D: Bacon cheeseburger, or hummus and carrot sticks?

 L: Both! About three times a year, I get wicked cravings for bacon, chorizo, or pepperoni. I’ll have a bacon cheeseburger or some pepperoni pizza, and I’m done. But mainly I stick with the veggies.Cover for The Joke's On Me

 D: Only three times a year? I wish 😮  If you could time-travel, where would you go and why?

 L: I’d like to go to Paris in the 1920s. It looked like a great time and place to be a writer. I want to meet James Joyce, Gertrude Stein, and Hemingway. My grandmother stopped in Paris around that time, on her way from Poland with her sister to join the rest of her family in New York. She was fourteen.
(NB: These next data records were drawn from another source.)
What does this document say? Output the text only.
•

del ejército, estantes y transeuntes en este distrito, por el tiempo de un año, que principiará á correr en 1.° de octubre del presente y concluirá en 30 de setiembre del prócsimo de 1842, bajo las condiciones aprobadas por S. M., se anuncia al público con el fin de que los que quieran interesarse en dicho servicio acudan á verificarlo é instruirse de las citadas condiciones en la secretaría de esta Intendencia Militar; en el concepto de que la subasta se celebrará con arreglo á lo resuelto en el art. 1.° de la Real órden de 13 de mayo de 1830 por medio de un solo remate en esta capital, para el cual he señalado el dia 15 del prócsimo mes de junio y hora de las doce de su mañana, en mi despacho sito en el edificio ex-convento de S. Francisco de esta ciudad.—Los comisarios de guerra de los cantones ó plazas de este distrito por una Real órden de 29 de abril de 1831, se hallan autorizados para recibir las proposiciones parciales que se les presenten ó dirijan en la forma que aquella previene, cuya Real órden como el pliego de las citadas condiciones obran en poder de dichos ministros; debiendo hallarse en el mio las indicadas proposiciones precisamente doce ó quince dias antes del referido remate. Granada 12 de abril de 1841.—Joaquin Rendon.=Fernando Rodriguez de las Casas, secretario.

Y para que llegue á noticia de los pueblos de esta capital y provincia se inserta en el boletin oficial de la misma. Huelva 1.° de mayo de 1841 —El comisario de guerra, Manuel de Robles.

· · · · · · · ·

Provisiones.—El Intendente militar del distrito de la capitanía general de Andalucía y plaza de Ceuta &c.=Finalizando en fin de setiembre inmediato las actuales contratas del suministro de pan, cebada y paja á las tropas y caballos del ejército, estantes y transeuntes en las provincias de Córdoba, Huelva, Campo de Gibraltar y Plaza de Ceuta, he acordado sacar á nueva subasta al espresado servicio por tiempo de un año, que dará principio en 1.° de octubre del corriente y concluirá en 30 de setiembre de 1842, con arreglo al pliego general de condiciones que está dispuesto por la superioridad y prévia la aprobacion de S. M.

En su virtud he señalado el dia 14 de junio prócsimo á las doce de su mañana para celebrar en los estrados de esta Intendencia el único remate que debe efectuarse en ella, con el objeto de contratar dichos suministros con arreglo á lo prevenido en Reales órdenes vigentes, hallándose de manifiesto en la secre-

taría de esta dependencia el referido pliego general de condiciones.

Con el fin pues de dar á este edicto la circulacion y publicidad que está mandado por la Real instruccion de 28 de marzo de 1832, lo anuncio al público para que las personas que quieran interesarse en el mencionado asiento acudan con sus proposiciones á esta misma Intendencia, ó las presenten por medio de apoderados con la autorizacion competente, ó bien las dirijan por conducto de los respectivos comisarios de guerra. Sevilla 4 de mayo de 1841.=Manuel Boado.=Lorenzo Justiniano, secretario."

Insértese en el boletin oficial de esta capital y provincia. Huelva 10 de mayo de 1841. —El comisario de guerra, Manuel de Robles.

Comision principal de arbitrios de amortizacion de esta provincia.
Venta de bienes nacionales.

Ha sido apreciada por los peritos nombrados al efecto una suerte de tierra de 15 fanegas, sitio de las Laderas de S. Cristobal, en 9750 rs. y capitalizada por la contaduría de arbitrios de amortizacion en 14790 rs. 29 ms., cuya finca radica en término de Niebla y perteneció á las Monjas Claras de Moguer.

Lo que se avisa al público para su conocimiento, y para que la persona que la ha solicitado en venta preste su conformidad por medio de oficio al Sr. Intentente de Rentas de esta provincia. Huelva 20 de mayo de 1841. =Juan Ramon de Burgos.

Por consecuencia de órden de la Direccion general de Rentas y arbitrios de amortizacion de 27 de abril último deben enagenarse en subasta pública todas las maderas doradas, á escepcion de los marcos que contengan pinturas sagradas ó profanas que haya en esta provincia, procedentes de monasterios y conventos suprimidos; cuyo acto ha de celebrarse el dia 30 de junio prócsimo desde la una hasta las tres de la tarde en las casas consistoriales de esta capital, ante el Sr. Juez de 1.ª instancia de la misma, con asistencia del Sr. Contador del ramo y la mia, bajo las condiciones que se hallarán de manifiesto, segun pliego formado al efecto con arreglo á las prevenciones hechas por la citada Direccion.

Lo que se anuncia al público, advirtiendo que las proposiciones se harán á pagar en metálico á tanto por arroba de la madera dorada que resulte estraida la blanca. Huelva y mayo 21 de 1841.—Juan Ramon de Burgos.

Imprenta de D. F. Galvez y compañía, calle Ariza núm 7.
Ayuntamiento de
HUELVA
She bought perfume and silk stockings. It just sounded like a fun place and time to be part of.

D: That’s one of my favorite places/times in history, too. Can you imagine what the creative energy must have been like then? Phenomenal!

What advice would you give aspiring writers?

 L: If it’s a passion for you, don’t quit. You might hit a moment where you despair that you aren’t “good enough” to write the story you have in your head. Trust that if you keep writing and learning, you will be.

D: Fabulous advice, Laurie! Thanks so much for being here.

Here’s a short excerpt of Don’t Tell Anyone. (More information about Laurie and her books is listed below). If you haven’t read Laurie’s work, you’re missing one of the best writers working today. Go buy one  all of her books 🙂

EXCERPT:

Estelle had found the first lump by accident on the morning of Adam’s wedding. The night before, Charlie had given her a pill and she’d overslept. She’d rushed through her makeup, painting on eyebrows and coloring her cheeks. She’d been zipping herself into her dress, but it didn’t sit right in the bosom. As she slipped it this way and that and adjusted her bra, she felt something hard and uneven in her right breast, like the end of a chicken bone. She thought about all those medical shows, the books she’d read, and the women she’d known who’d gone through such things. They compared the size of their tumors to food: a pea, an orange, a grapefruit. This lump was nothing that familiar and nothing that round. This was like a knuckle, a dagger, a hand grenade. She sat on the edge of the bed and smoked three cigarettes in a row. The phone rang twice and each time she just sat on her damask spread and smoked.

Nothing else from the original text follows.